In many locations, smaller airports use pilot-controlled lighting systems when it is uneconomical or inconvenient to have automated systems or staff to turn on the taxiway and runway lights. In Canada, the lighting system is accessed through an aircraft radio control of aerodrome lighting (ARCAL) frequency, which is often shared with the CTAF.

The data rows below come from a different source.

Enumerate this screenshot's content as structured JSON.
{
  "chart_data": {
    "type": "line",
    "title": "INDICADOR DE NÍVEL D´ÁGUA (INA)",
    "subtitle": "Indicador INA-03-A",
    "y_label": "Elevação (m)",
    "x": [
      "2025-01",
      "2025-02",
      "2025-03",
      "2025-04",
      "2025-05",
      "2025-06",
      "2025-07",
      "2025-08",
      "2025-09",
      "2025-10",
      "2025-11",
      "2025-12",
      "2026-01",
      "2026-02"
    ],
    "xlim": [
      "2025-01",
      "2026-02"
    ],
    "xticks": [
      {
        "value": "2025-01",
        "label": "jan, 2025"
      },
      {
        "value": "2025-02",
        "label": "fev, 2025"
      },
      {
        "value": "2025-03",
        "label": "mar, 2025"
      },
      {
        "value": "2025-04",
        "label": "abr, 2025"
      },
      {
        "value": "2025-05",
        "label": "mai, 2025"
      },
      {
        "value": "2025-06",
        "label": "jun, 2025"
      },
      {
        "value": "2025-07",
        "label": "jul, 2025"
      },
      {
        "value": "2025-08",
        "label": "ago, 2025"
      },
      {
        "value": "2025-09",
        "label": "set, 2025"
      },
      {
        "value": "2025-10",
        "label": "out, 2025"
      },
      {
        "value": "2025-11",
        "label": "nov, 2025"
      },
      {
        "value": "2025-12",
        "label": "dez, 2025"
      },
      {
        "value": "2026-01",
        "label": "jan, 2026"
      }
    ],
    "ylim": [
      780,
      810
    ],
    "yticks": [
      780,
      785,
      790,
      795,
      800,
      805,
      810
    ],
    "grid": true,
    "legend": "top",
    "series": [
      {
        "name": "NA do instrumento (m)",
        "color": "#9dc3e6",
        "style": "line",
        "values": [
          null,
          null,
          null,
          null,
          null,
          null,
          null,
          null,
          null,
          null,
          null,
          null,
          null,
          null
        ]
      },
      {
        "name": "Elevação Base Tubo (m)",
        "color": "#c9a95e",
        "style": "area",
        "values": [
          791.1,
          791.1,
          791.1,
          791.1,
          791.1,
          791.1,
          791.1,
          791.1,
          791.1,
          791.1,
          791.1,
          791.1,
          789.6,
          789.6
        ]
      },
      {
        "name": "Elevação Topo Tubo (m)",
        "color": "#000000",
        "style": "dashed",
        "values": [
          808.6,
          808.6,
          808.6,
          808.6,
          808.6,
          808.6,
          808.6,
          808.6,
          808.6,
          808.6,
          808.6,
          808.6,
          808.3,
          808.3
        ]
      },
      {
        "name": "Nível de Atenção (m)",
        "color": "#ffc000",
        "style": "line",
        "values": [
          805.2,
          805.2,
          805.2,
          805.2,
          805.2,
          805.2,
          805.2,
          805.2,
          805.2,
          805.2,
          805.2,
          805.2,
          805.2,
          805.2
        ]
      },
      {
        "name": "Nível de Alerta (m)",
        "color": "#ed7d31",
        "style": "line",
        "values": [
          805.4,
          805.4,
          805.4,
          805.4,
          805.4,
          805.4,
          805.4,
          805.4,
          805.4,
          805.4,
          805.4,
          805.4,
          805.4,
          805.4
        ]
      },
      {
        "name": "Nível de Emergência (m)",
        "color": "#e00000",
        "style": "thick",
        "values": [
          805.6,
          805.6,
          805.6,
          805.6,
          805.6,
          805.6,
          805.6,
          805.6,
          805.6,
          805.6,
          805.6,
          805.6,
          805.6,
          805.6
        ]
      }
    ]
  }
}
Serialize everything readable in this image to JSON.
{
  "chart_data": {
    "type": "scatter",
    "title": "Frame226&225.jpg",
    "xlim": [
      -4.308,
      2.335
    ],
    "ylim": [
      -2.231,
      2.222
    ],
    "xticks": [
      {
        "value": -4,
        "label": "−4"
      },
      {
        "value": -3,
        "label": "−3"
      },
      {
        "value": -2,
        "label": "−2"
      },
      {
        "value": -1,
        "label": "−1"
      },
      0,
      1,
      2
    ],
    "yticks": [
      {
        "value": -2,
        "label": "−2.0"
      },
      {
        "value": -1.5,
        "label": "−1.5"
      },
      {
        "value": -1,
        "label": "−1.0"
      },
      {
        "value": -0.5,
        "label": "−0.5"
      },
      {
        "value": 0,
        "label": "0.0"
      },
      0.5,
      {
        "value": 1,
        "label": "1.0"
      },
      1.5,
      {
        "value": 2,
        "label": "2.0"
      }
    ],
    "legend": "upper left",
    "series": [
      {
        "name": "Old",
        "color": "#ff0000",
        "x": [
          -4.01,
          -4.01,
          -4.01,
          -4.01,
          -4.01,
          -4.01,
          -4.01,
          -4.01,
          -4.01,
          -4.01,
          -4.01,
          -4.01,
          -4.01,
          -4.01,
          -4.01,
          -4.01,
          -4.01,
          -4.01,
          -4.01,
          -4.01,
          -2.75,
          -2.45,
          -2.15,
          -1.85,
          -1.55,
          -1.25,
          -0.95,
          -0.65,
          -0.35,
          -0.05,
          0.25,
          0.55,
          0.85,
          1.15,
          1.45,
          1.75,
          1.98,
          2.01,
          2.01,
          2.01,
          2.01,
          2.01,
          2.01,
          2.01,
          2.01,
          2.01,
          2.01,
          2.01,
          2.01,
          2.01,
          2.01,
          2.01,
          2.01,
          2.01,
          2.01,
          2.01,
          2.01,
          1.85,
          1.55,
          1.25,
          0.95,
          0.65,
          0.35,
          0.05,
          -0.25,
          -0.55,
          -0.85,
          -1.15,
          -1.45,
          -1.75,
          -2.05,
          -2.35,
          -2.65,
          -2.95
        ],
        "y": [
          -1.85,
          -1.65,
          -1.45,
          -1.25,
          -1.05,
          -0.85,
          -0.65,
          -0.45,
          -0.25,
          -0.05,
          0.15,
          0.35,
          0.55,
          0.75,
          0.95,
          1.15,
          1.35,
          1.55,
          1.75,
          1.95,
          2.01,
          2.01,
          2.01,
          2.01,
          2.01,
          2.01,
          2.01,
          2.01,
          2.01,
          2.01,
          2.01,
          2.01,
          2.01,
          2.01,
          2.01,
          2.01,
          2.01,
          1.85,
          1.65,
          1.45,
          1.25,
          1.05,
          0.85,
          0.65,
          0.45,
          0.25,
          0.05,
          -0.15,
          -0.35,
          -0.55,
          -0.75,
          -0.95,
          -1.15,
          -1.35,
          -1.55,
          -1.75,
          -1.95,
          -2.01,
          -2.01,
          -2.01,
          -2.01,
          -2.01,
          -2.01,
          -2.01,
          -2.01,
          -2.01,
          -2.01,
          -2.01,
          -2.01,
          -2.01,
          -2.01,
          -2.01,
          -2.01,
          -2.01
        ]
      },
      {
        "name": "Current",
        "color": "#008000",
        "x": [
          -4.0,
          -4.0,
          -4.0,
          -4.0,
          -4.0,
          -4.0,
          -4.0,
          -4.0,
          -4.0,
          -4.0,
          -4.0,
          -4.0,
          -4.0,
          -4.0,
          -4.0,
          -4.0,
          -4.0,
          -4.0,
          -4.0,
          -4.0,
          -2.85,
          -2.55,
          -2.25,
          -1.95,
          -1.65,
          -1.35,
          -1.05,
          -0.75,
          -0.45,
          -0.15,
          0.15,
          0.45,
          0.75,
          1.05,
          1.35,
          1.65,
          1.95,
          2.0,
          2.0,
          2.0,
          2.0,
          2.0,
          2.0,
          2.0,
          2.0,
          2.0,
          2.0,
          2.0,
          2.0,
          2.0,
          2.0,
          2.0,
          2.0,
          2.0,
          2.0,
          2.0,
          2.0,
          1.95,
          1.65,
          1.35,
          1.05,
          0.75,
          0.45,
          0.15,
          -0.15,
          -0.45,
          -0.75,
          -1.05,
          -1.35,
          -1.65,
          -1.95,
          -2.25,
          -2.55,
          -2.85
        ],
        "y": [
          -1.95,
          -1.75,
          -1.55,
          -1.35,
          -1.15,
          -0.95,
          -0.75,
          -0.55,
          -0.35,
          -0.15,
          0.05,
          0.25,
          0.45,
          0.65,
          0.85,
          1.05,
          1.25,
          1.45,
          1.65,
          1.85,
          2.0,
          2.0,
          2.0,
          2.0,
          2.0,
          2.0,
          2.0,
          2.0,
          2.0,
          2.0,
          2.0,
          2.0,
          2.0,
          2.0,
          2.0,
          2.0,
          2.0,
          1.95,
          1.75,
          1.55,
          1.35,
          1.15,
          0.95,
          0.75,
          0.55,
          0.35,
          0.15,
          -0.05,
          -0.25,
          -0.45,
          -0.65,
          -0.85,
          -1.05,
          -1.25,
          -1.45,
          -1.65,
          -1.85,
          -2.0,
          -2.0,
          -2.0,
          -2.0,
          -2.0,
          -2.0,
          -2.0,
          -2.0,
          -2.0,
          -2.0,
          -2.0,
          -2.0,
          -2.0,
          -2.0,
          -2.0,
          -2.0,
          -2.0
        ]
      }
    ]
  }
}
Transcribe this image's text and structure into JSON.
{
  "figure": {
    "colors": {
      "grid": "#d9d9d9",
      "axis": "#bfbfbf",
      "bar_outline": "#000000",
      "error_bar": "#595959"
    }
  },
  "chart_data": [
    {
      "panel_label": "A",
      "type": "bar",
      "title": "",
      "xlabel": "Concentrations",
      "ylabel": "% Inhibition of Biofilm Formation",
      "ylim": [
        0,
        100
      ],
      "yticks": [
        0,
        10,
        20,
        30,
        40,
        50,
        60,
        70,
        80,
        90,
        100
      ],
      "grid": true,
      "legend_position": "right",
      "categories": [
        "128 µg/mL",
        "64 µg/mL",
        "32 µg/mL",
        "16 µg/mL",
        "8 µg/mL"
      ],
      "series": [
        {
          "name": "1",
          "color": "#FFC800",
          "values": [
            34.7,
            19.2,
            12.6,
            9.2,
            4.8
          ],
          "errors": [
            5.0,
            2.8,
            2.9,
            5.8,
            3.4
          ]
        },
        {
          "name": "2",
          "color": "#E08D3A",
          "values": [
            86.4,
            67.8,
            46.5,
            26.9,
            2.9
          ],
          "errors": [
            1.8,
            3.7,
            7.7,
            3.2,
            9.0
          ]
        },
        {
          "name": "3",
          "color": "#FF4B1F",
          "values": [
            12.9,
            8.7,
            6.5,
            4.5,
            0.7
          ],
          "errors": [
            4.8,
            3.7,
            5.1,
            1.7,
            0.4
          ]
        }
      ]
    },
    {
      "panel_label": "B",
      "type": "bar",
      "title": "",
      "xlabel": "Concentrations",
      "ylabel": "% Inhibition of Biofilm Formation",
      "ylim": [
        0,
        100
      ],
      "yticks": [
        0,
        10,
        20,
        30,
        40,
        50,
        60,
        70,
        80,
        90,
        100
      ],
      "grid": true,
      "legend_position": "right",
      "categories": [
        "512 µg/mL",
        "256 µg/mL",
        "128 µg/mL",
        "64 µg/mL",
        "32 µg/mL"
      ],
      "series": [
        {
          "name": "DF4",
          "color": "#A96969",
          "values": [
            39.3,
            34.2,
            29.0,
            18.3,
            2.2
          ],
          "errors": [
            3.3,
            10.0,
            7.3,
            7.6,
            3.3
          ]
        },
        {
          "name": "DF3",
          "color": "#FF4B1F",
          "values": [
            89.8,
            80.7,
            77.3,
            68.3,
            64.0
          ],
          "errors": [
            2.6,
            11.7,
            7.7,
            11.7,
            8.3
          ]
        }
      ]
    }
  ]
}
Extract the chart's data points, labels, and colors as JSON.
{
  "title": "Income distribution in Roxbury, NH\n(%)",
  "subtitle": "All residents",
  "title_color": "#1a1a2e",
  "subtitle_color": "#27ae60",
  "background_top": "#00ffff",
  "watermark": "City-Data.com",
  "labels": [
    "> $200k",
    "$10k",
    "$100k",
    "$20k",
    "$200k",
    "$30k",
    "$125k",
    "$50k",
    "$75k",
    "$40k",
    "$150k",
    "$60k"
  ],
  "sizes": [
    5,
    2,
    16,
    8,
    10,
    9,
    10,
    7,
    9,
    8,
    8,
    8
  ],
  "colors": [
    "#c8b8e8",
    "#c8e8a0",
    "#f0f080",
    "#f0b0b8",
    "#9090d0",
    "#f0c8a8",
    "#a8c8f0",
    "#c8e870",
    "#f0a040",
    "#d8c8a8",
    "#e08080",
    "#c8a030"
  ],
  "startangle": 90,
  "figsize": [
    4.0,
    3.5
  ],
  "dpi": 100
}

Two common CTAF allocations are UNICOM and MULTICOM. UNICOM is a licensed non-government base station that provides air-to-ground and ground-to-air communication, and may also serve as a CTAF when in operation. MULTICOM is a frequency allocation without a physical base station that is reserved as a CTAF for airports without other facilities.

== Australia ==
In Australia, there are many landing strips in remote locations that have CTAF operations 24 hours a day, seven days a week. There are also CTAF(R) landing strips which require the aircraft intending to enter the area of operation to be fitted with a radio. The most common CTAF frequency is 126.7 MHz at non-towered aerodromes, except for when two CTAF airports are near each other. Aerodromes using CTAF outside tower hours typically nominate a frequency that is used during tower hours.

== United States ==
UNICOM and a CTAF may be mutually exclusive, but this is not always the case. In the United States, many non-towered airports use the same frequency for both UNICOM and CTAF purposes. Pilots are advised to check their sectional charts and/or Chart Supplement (formerly Airport/Facilities Directory) to determine the appropriate frequency for CTAF prior to operating at any given airport.

== United Kingdom ==
Unlicensed aerodromes in the United Kingdom often recommend pilots communicate with each other using SAFETYCOM, currently 135.480 MHz. However, most gliding clubs use the Glider Ground Station Common Field Frequency, currently 129.975 MHz.